Results of principal components and cluster analyses of the microarray expression data obtained for the 8 pairs of primary and recurrent gliomas. a: 1400 probe sets with mean >200 and coefficient of variation (SD/mean) >0.5 were standardized by subtracting the mean and dividing by the SD for each probe-set. The first two principal components are plotted. b: Dendrogram from average clustering using the same 1400 probe sets, transformed by taking the logs of ratios to the mean. Each tumor sample is labeled with the corresponding patient number supplemented by P (primary tumor) or R (recurrent tumor).
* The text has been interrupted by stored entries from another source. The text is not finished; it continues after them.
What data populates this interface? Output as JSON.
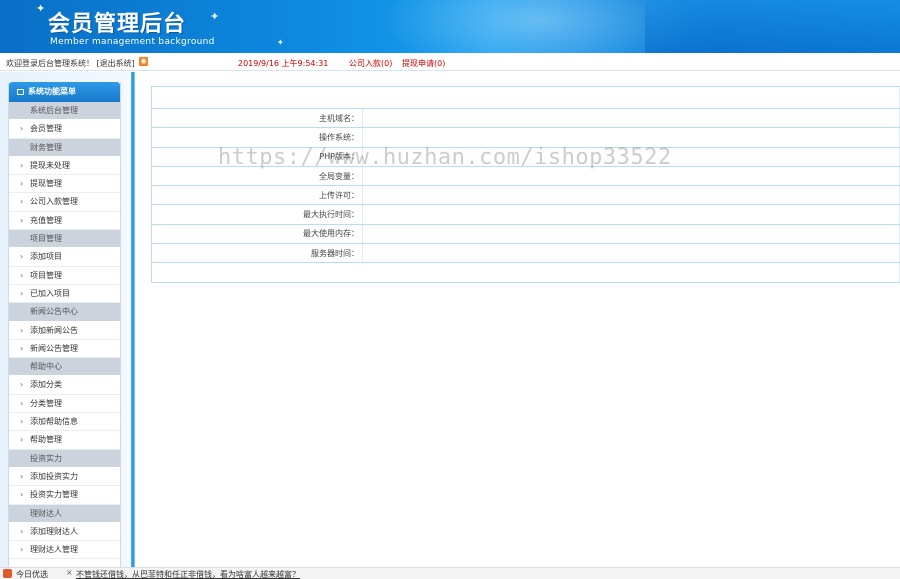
{
  "header": {
    "title": "会员管理后台",
    "subtitle": "Member management background"
  },
  "statusbar": {
    "welcome": "欢迎登录后台管理系统！",
    "logout": "[退出系统]",
    "datetime": "2019/9/16 上午9:54:31",
    "company_income": "公司入款(0)",
    "withdraw_request": "提现申请(0)"
  },
  "sidebar": {
    "title": "系统功能菜单",
    "groups": [
      {
        "head": "系统后台管理",
        "items": [
          "会员管理"
        ]
      },
      {
        "head": "财务管理",
        "items": [
          "提现未处理",
          "提现管理",
          "公司入款管理",
          "充值管理"
        ]
      },
      {
        "head": "项目管理",
        "items": [
          "添加项目",
          "项目管理",
          "已加入项目"
        ]
      },
      {
        "head": "新闻公告中心",
        "items": [
          "添加新闻公告",
          "新闻公告管理"
        ]
      },
      {
        "head": "帮助中心",
        "items": [
          "添加分类",
          "分类管理",
          "添加帮助信息",
          "帮助管理"
        ]
      },
      {
        "head": "投资实力",
        "items": [
          "添加投资实力",
          "投资实力管理"
        ]
      },
      {
        "head": "理财达人",
        "items": [
          "添加理财达人",
          "理财达人管理"
        ]
      }
    ]
  },
  "server_info": {
    "rows": [
      {
        "label": "主机域名：",
        "value": ""
      },
      {
        "label": "操作系统：",
        "value": ""
      },
      {
        "label": "PHP版本：",
        "value": ""
      },
      {
        "label": "全局变量：",
        "value": ""
      },
      {
        "label": "上传许可：",
        "value": ""
      },
      {
        "label": "最大执行时间：",
        "value": ""
      },
      {
        "label": "最大使用内存：",
        "value": ""
      },
      {
        "label": "服务器时间：",
        "value": ""
      }
    ]
  },
  "watermark": "https://www.huzhan.com/ishop33522",
  "taskbar": {
    "today": "今日优选",
    "news": "不管钱还借钱，从巴菲特和任正非借钱，看为啥富人越来越富？"
  },
  "colors": {
    "header_blue": "#0d8be0",
    "accent_red": "#d40000",
    "menu_title_blue": "#1677c9",
    "group_head_gray": "#ccd3dc"
  }
}
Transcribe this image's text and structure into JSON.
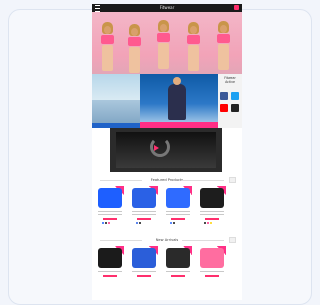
{
  "app": {
    "brand": "Fitwear"
  },
  "sections": {
    "featured": "Featured Products",
    "new": "New Arrivals"
  },
  "promo": {
    "logo_text": "Fitwear Active"
  },
  "products_row1": [
    {
      "color": "#1e5fff",
      "type": "jacket"
    },
    {
      "color": "#2a61e6",
      "type": "top"
    },
    {
      "color": "#2f6bff",
      "type": "shorts"
    },
    {
      "color": "#1d1d1d",
      "type": "top"
    }
  ],
  "products_row2": [
    {
      "color": "#1b1b1b",
      "type": "leggings"
    },
    {
      "color": "#2b5ed9",
      "type": "leggings"
    },
    {
      "color": "#2a2a2a",
      "type": "leggings"
    },
    {
      "color": "#ff6da0",
      "type": "top"
    }
  ],
  "icons": {
    "menu": "hamburger-menu-icon",
    "cart": "cart-icon",
    "video": "video-play-icon",
    "social": [
      "facebook-icon",
      "twitter-icon",
      "youtube-icon",
      "pinterest-icon"
    ]
  },
  "colors": {
    "accent": "#ff2f86",
    "topbar": "#1a1a1a",
    "hero": "#f2a3b8"
  }
}
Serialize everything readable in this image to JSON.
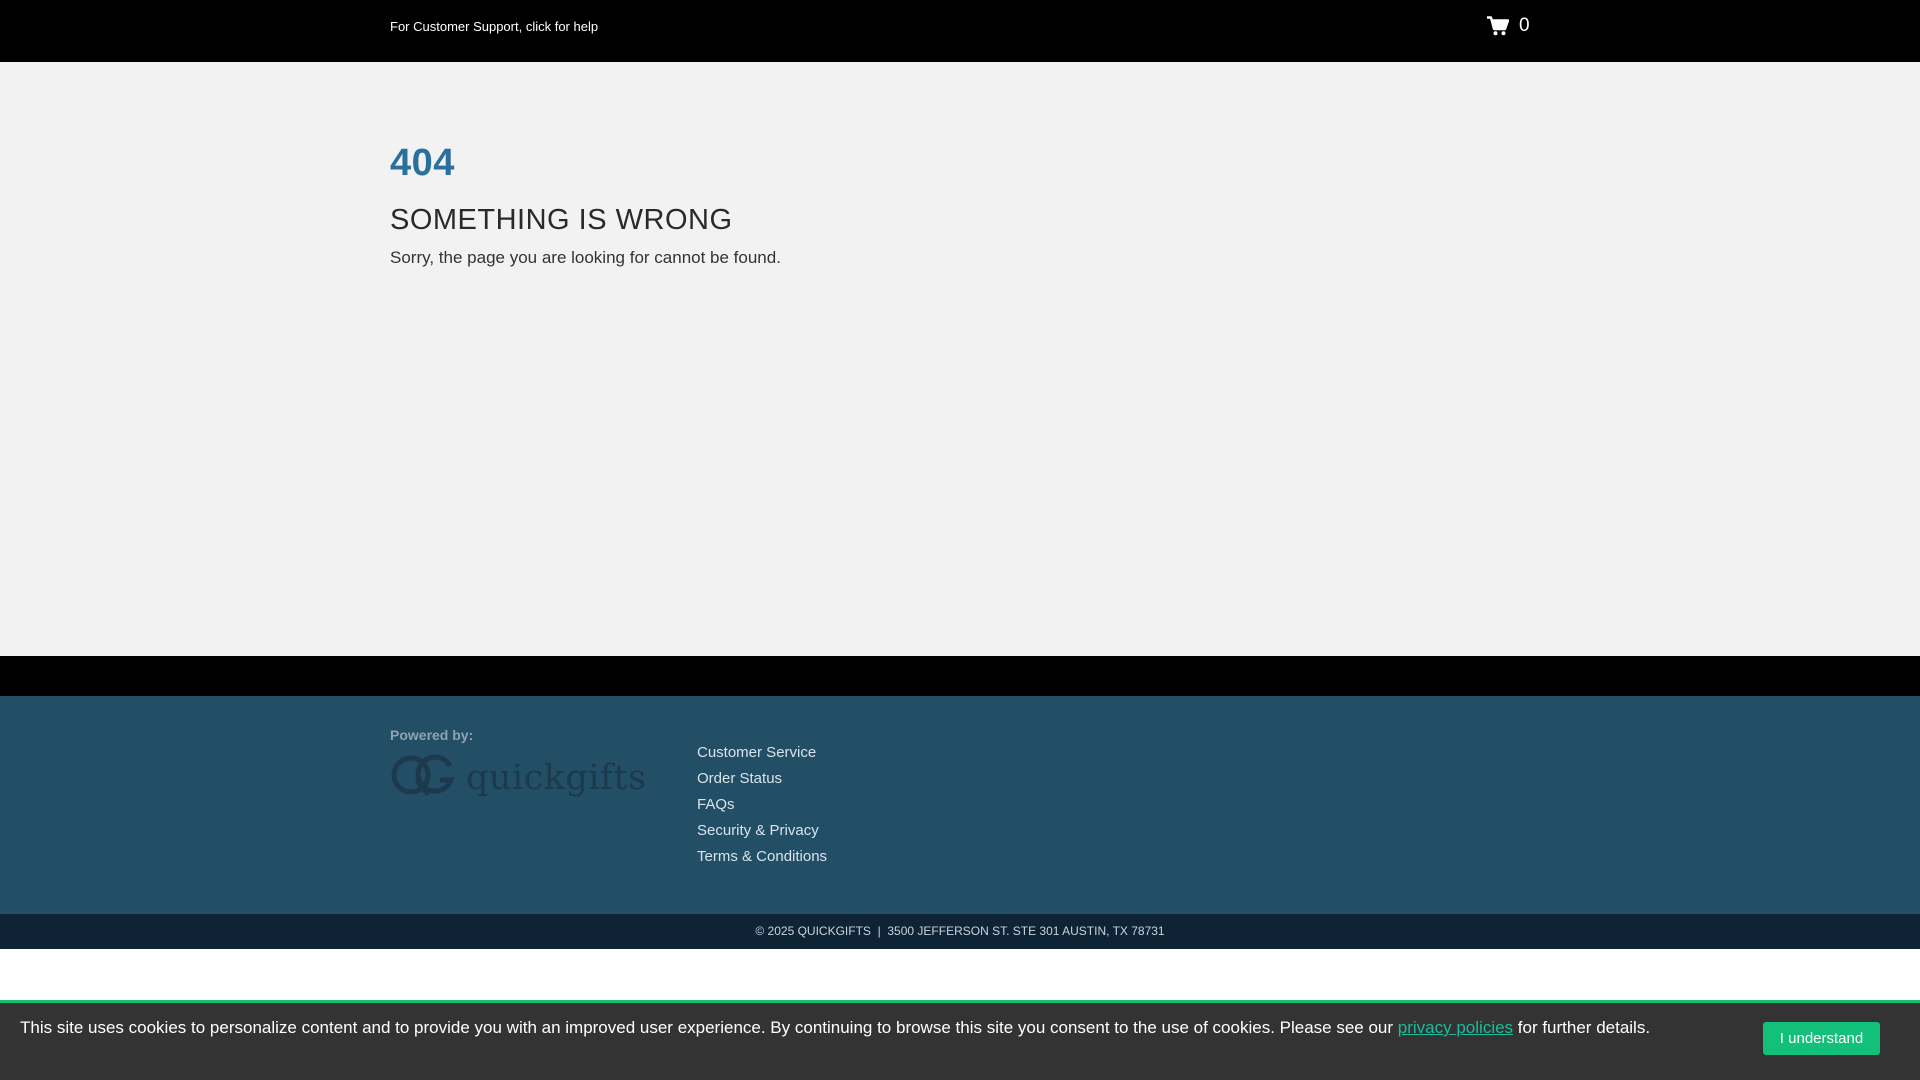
{
  "header": {
    "support_text": "For Customer Support, click for help",
    "cart_icon": "shopping-cart-icon",
    "cart_count": "0"
  },
  "error": {
    "code": "404",
    "title": "SOMETHING IS WRONG",
    "message": "Sorry, the page you are looking for cannot be found."
  },
  "footer": {
    "powered_by": "Powered by:",
    "logo_text": "quickgifts",
    "links": [
      "Customer Service",
      "Order Status",
      "FAQs",
      "Security & Privacy",
      "Terms & Conditions"
    ],
    "copyright": "© 2025 QUICKGIFTS  |  3500 JEFFERSON ST. STE 301 AUSTIN, TX 78731"
  },
  "cookie": {
    "text_before": "This site uses cookies to personalize content and to provide you with an improved user experience. By continuing to browse this site you consent to the use of cookies. Please see our ",
    "link_text": "privacy policies",
    "text_after": " for further details.",
    "button_label": "I understand"
  },
  "colors": {
    "accent_blue": "#2b6f9c",
    "footer_blue": "#224e66",
    "cookie_green": "#13c07a"
  }
}
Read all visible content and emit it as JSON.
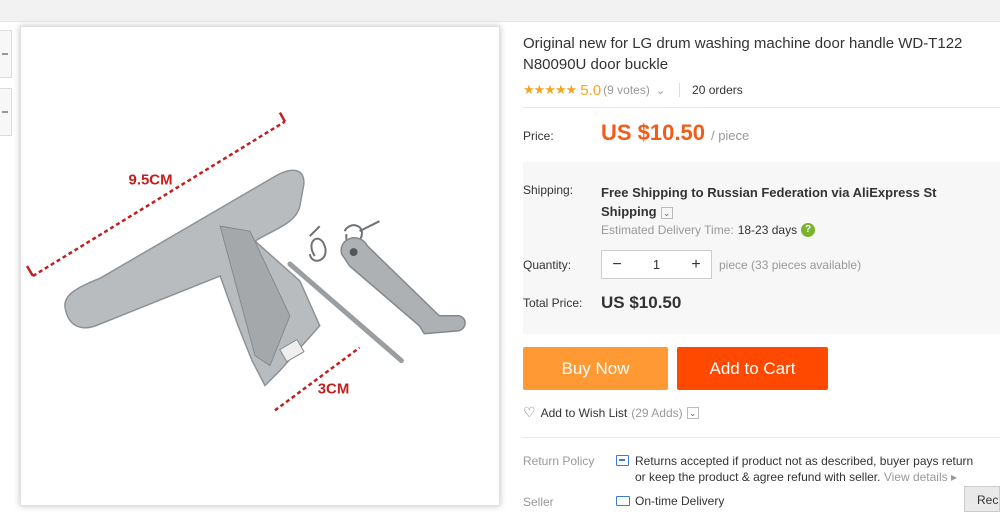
{
  "product": {
    "title_line1": "Original new for LG drum washing machine door handle WD-T122",
    "title_line2": "N80090U door buckle",
    "image_labels": {
      "width": "9.5CM",
      "depth": "3CM"
    }
  },
  "rating": {
    "stars": "★★★★★",
    "score": "5.0",
    "votes": "(9 votes)",
    "chevron": "⌄",
    "orders": "20 orders"
  },
  "price": {
    "label": "Price:",
    "value": "US $10.50",
    "unit": "/ piece"
  },
  "shipping": {
    "label": "Shipping:",
    "text_prefix": "Free Shipping to",
    "destination": "Russian Federation via AliExpress St",
    "line2": "Shipping",
    "chevron": "⌄",
    "estimate_label": "Estimated Delivery Time:",
    "estimate_days": "18-23 days",
    "help": "?"
  },
  "quantity": {
    "label": "Quantity:",
    "minus": "−",
    "value": "1",
    "plus": "+",
    "available": "piece (33 pieces available)"
  },
  "total": {
    "label": "Total Price:",
    "value": "US $10.50"
  },
  "actions": {
    "buy_now": "Buy Now",
    "add_to_cart": "Add to Cart"
  },
  "wishlist": {
    "heart": "♡",
    "label": "Add to Wish List",
    "count": "(29 Adds)",
    "chevron": "⌄"
  },
  "return_policy": {
    "label": "Return Policy",
    "line1": "Returns accepted if product not as described, buyer pays return",
    "line2": "or keep the product & agree refund with seller.",
    "view_details": "View details ▸"
  },
  "seller": {
    "label": "Seller",
    "text": "On-time Delivery"
  },
  "recommend_tab": "Rec",
  "colors": {
    "price": "#f25c19",
    "buy_now": "#ff9933",
    "add_to_cart": "#ff4800",
    "stars": "#f5a623",
    "help": "#7ab32e",
    "policy_icon": "#3a7bd5"
  }
}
In b, each tumor is additionally labeled by its tumor number and histological diagnosis (in brackets). The abbreviations used are: AII, diffuse astrocytoma WHO grade II; AAIII, anaplastic astrocytoma WHO grade III; sGBIV, secondary glioblastoma WHO grade IV; OAII, oligoastrocytoma WHO grade II; AOAIII, anaplastic oligoastrocytoma WHO grade III.

Figure 3.

The 70 probe sets (corresponding to 66 genes) that gave a P value of <0.01 for paired t-test comparing the 8 pairs of primary and recurrent tumors and that also had greater than two-fold differences between the means for primary and recurrent tumors. The heat map was made using Treeview. The individual case numbers and diagnoses are given on top of the heat map (the abbreviations correspond to those in Figure 2 ▶ ).